Quem também decidiu se arriscar na oportunidade foi a estudante de filosofia Amanda Medeiros — que sempre sonhou em estudar na UnB e conseguiu realizar isso agora. Ela fez curso de teatro aos 18 anos, uma oficina para não atrizes em 2024 e aproveitou para seguir o desenvolvimento nessa nova oficina.
“É incrível a possibilidade de diversidade de corpos, histórias e experiências compartilhadas. Acredito também no potencial terapêutico e transformador que a arte nos proporciona”, avalia Amanda, que é professora de história e pretende cursar artes cênicas quando concluir o curso atual.
A turma coordenada pelos sete alunos de Prática de Montagem em Educação é onde a baiana Maria Verônica Pereira, de 64 anos, resolveu curar uma dor do passado. “Amo teatro desde muito cedo e era muito frustrada por não ter sido artista de teatro”, explica.

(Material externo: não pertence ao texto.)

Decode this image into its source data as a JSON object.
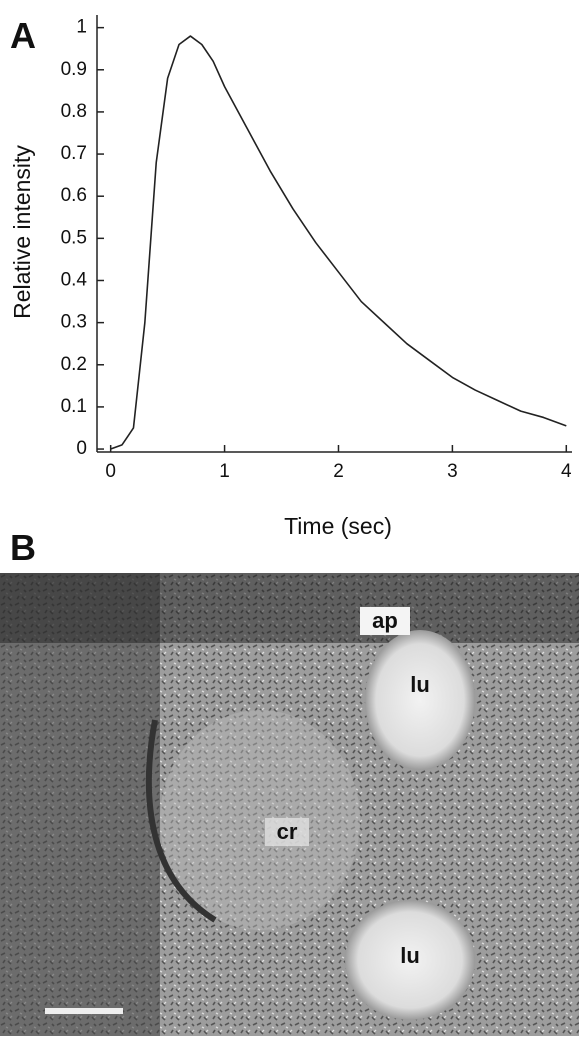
{
  "chart_data": {
    "type": "line",
    "x_label": "Time (sec)",
    "y_label": "Relative intensity",
    "x": [
      0,
      0.1,
      0.2,
      0.3,
      0.4,
      0.5,
      0.6,
      0.7,
      0.8,
      0.9,
      1.0,
      1.2,
      1.4,
      1.6,
      1.8,
      2.0,
      2.2,
      2.4,
      2.6,
      2.8,
      3.0,
      3.2,
      3.4,
      3.6,
      3.8,
      4.0
    ],
    "series": [
      {
        "color": "#222222",
        "values": [
          0,
          0.01,
          0.05,
          0.3,
          0.68,
          0.88,
          0.96,
          0.98,
          0.96,
          0.92,
          0.86,
          0.76,
          0.66,
          0.57,
          0.49,
          0.42,
          0.35,
          0.3,
          0.25,
          0.21,
          0.17,
          0.14,
          0.115,
          0.09,
          0.075,
          0.055
        ]
      }
    ],
    "xlim": [
      -0.12,
      4.05
    ],
    "ylim": [
      -0.007,
      1.03
    ],
    "xticks": [
      0,
      1,
      2,
      3,
      4
    ],
    "yticks": [
      0,
      0.1,
      0.2,
      0.3,
      0.4,
      0.5,
      0.6,
      0.7,
      0.8,
      0.9,
      1
    ]
  },
  "panel_a_label": "A",
  "panel_b_label": "B",
  "image_labels": [
    "ap",
    "lu",
    "cr",
    "lu"
  ]
}
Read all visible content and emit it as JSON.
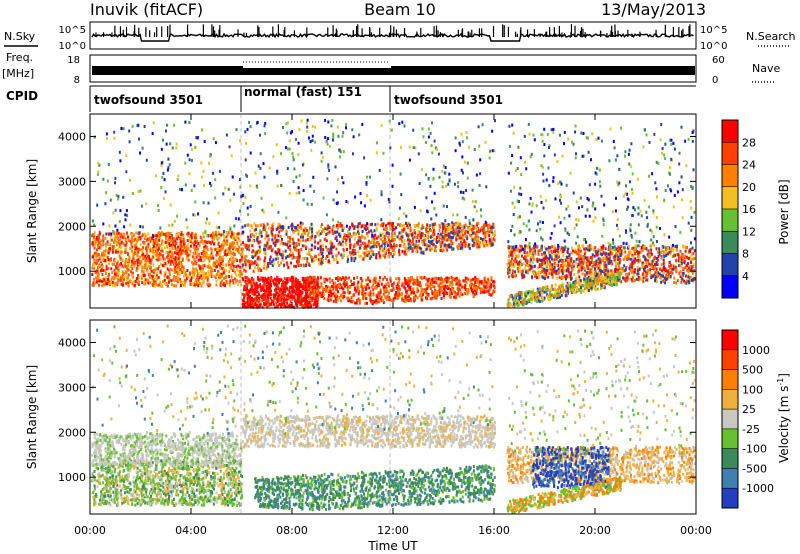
{
  "header": {
    "title_left": "Inuvik (fitACF)",
    "title_center": "Beam 10",
    "title_right": "13/May/2013"
  },
  "chart_data": [
    {
      "type": "line",
      "name": "sky-noise-panel",
      "left_label": "N.Sky",
      "left_ticks": [
        "10^5",
        "10^0"
      ],
      "right_label": "N.Search",
      "right_ticks": [
        "10^5",
        "10^0"
      ],
      "series": [
        {
          "name": "N.Sky",
          "style": "solid"
        },
        {
          "name": "N.Search",
          "style": "dotted"
        }
      ]
    },
    {
      "type": "line",
      "name": "frequency-panel",
      "left_label_line1": "Freq.",
      "left_label_line2": "[MHz]",
      "left_ticks": [
        "18",
        "8"
      ],
      "right_label": "Nave",
      "right_ticks": [
        "60",
        "0"
      ]
    },
    {
      "type": "table",
      "name": "cpid-panel",
      "label": "CPID",
      "segments": [
        {
          "start_h": 0,
          "end_h": 6,
          "text": "twofsound 3501"
        },
        {
          "start_h": 6,
          "end_h": 12,
          "text": "normal (fast) 151"
        },
        {
          "start_h": 12,
          "end_h": 24,
          "text": "twofsound 3501"
        }
      ]
    },
    {
      "type": "heatmap",
      "name": "power-panel",
      "ylabel": "Slant Range [km]",
      "yticks": [
        1000,
        2000,
        3000,
        4000
      ],
      "ylim": [
        180,
        4500
      ],
      "colorbar_label": "Power [dB]",
      "colorbar_ticks": [
        "28",
        "24",
        "20",
        "16",
        "12",
        "8",
        "4"
      ],
      "colors": [
        "#0000ff",
        "#2244aa",
        "#3a8a5a",
        "#66c030",
        "#f0c020",
        "#ff8000",
        "#ff4000",
        "#ff0000"
      ]
    },
    {
      "type": "heatmap",
      "name": "velocity-panel",
      "ylabel": "Slant Range [km]",
      "yticks": [
        1000,
        2000,
        3000,
        4000
      ],
      "ylim": [
        180,
        4500
      ],
      "colorbar_label": "Velocity [m s",
      "colorbar_label_sup": "-1",
      "colorbar_label_end": "]",
      "colorbar_ticks": [
        "1000",
        "500",
        "100",
        "25",
        "-25",
        "-100",
        "-500",
        "-1000"
      ],
      "colors": [
        "#2040c0",
        "#4080b0",
        "#3a8a5a",
        "#66c030",
        "#c8c8c0",
        "#f0b040",
        "#ff8000",
        "#ff4000",
        "#ff0000"
      ]
    }
  ],
  "xaxis": {
    "label": "Time UT",
    "ticks": [
      "00:00",
      "04:00",
      "08:00",
      "12:00",
      "16:00",
      "20:00",
      "00:00"
    ]
  }
}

Servidora pública aposentada, a baiana é estudante de biblioteconomia da UnB e ingressou na universidade pelo vestibular exclusivo para pessoas com mais de 60 anos. Ela conta que gosta muito de teatro e descobriu a oficina por meio de colegas com quem fez um curso na mesma área, no Espaço Renato Russo, para pessoas 50+.
O estudante de psicologia Diego Moreira viu na oficina uma oportunidade de retomar sua paixão pelo teatro. Ele conta que, apesar de sempre ter amado a arte, nunca teve apoio ou permissão da família para praticá-la. Ainda assim, atuou em algumas companhias teatrais e chegou a passar uma temporada no exterior. Agora, decidiu finalmente realizar seu sonho.

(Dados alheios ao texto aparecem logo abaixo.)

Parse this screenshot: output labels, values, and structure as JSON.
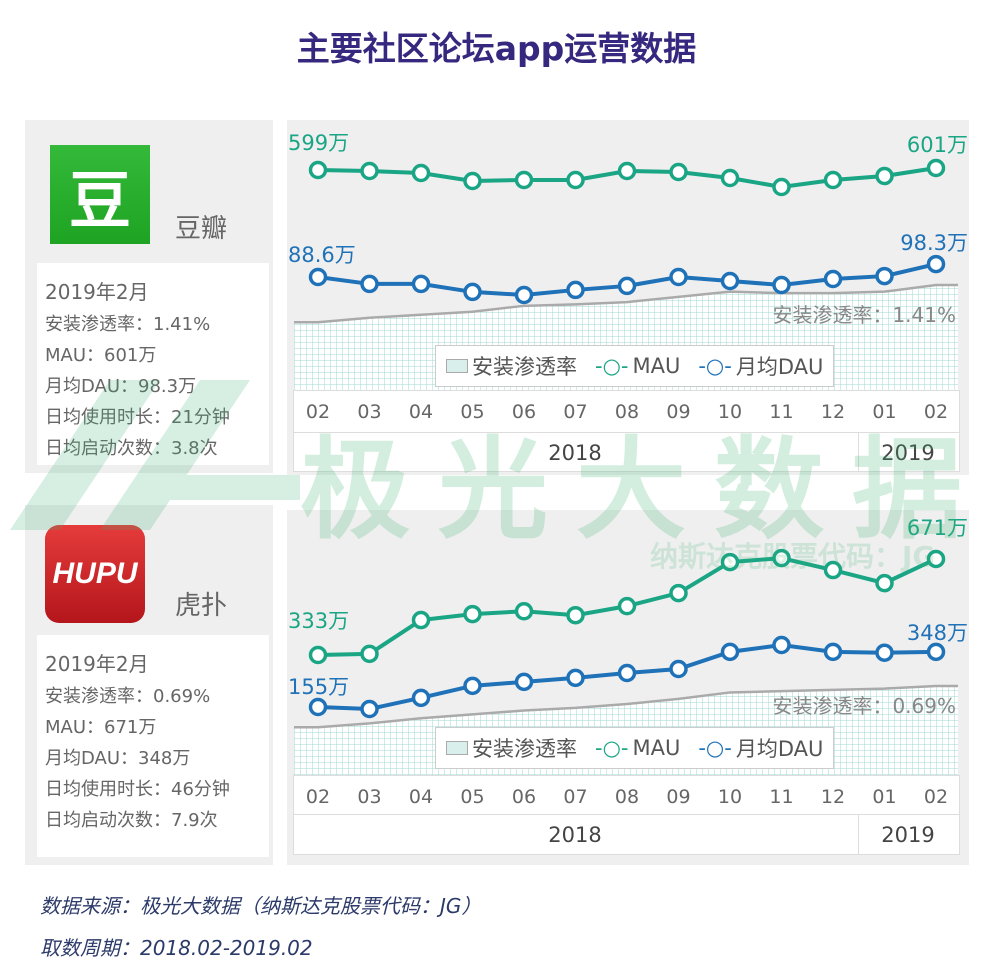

“Fiz esse compromisso comigo de que voltaria para o teatro e que isso seria algo essencial. E queria mais do que trabalhar como ator freelancer, queria ter fluência. Hoje o teatro é uma parte inegociável da minha rotina e não consigo me ver fora disso”, detalha.
O agente de portaria Adonielton Passos é outro aluno da oficina. Aos 43 anos, ele conta que aprimorou a vontade de fazer teatro após um workshop na Escola Wolf Maia, no Rio de Janeiro. No entanto, a elitização dos cursos oferecidos na cidade o impediram de se aventurar antes.

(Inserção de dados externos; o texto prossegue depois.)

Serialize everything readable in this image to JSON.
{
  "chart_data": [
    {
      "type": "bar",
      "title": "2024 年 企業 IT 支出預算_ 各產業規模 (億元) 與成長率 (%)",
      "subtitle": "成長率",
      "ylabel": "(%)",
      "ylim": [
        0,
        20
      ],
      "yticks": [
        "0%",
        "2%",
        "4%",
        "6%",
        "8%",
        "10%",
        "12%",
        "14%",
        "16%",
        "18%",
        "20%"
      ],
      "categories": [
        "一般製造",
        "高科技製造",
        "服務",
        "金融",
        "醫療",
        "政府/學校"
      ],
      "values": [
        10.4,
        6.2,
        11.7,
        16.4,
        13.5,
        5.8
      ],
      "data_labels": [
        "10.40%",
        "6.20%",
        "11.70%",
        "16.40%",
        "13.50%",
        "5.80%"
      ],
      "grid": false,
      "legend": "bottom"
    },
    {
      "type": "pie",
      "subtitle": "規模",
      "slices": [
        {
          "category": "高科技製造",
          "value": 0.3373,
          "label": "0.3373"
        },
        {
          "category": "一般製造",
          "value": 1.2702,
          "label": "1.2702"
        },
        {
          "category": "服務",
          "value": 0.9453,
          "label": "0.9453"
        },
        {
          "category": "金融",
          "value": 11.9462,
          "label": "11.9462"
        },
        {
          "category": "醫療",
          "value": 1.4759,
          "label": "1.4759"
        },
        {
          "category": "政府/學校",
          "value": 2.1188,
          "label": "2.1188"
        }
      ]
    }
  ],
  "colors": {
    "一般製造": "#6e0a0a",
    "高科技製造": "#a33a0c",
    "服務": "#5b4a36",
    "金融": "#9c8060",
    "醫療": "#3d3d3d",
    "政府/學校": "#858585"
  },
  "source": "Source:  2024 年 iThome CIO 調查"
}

“Tem algum tempo que eu desejo aprender, ser um ator, mas, infelizmente, as aulas de teatro que encontrei no Distrito Federal são muito caras. E, no momento, não tenho condições de arcar com isso”, explica.
Quem também aproveitou a oportunidade foi Fabíola da Costa Farias. A pedagoga de 41 anos conta que sempre brincou com o jogo cênico e fazia interpretações junto com os oito irmãos quando ainda era criança. Ela também passou por aulas de teatro na escola, mas ficou décadas fora dos palcos.
“Vinte anos depois, surgiu a oportunidade de fazer essa oficina, de pisar nesse solo sagrado que é a UnB e o teatro. É uma oportunidade de conhecer pessoas, fazer conexões, e sem pretensão nenhuma de questão de atuar ou de ter visibilidade, mas com a pretensão de ter uma liberdade corporal.”
Em busca de uma reconexão com o teatro, a dançarina Ana Sótera viu na oficina uma chance para isso. “Havia um tempo que não tinha a experiência de ter aulas de teatro, estava dentro de processos teatrais, mas não tendo aulas, então sentia falta disso”, conta.
Ana Luiza Vieira aprendeu com o pai a apreciar o teatro. Quando pequena, era sempre levada para ver peças e percebeu a falta que isso fazia durante o período de pandemia. No pós, fez com o pai uma maratona de teatro e passou a ver peças, pelo menos, uma vez por mês.
Ela conta que teve certeza de que queria trabalhar com teatro musical após assistir uma peça e decidiu fazer um curso de teatro. “Foi uma descoberta pessoal muito importante, e realizei meu sonho. Subir no palco, interpretar, cantar, me expressar faz parte da Ana Luiza, me faz sentir completa. E eu nunca vou parar de fazer arte”, conta a estudante de biologia, que pretende se profissionalizar nas artes cênicas.